Camp Day 10 - Sunday

- It is funny to me how fascinated the kids all are by my Bible. In the morning the staff has quiet time and prayer together. I always bring my Bible. And everyday, I have had kids want to look at it and ask me questions about it. There are two main questions; Can I/Do I read my Bible and is my Bible the same as the Russian or Ukrainian Bibles? If I do nothing else, I think my presence here helps the kids to see that God is bigger than what they see and what they know. The God who loves them in Ukraine is the same as the God who loves people in America. And the truth of His word is the same for all people.

- The phrase I will always remember in Russian “it’s not fair”. I can’t tell you how many times I have heard that and every time I am reminded that kids are kids!

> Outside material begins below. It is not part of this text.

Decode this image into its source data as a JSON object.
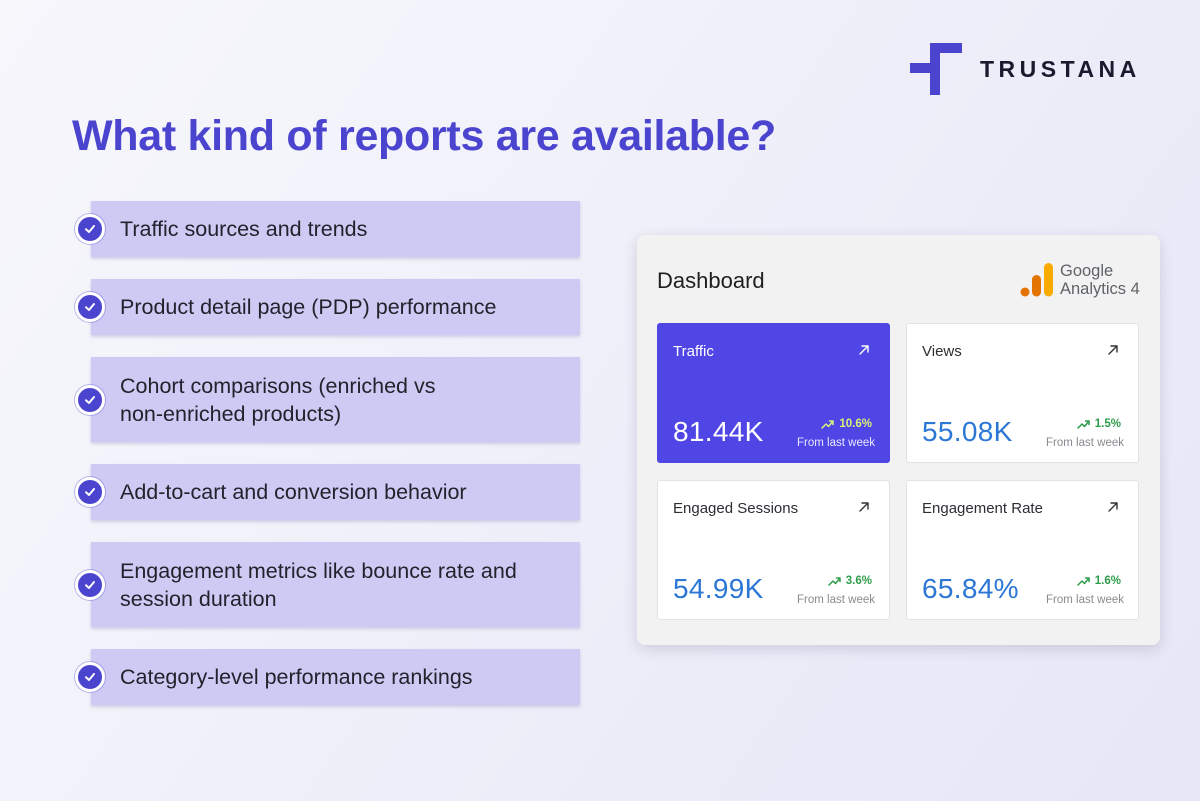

- Language. The adults have been trying to curb the use of some not so nice slang. There are a couple of words that are not really “bad” words, but they aren’t really nice either – kind of the equivalent of “shoot” and “darn” in English. When adults hear children say these words, they subtract behavior points. I never subtract points, I just act shocked and surprised and the child apologizes and then I make them promise not to say it anymore. Now, I do not say these words in Russian, but the words themselves make me want to laugh because of the translations. One “bad” word is “pancake” and one of the phrases is “Christmas tree sticks”.

- Today is the last day of camp. It is funny to me. I was talking to Luda, who wanted to go home earlier in the week, and she told me she doesn’t want to go home tomorrow and that she is going to cry if we make her. Praise the Lord for working in her heart and helping her to love camp. Luda is one of the campers who made a first time commitment to Jesus during camp. I am praying God will continue to work in her life and she will grow to know him better and trust him more.

- Tonight I had my first foray into public speaking. In front of everyone, with a microphone, speaking in Russian. To be honest, I felt remarkably uncomfortable, but praise the Lord I was able to do it. And I know that even though I could hear the grammatical errors, everyone understood me and they loved me anyway.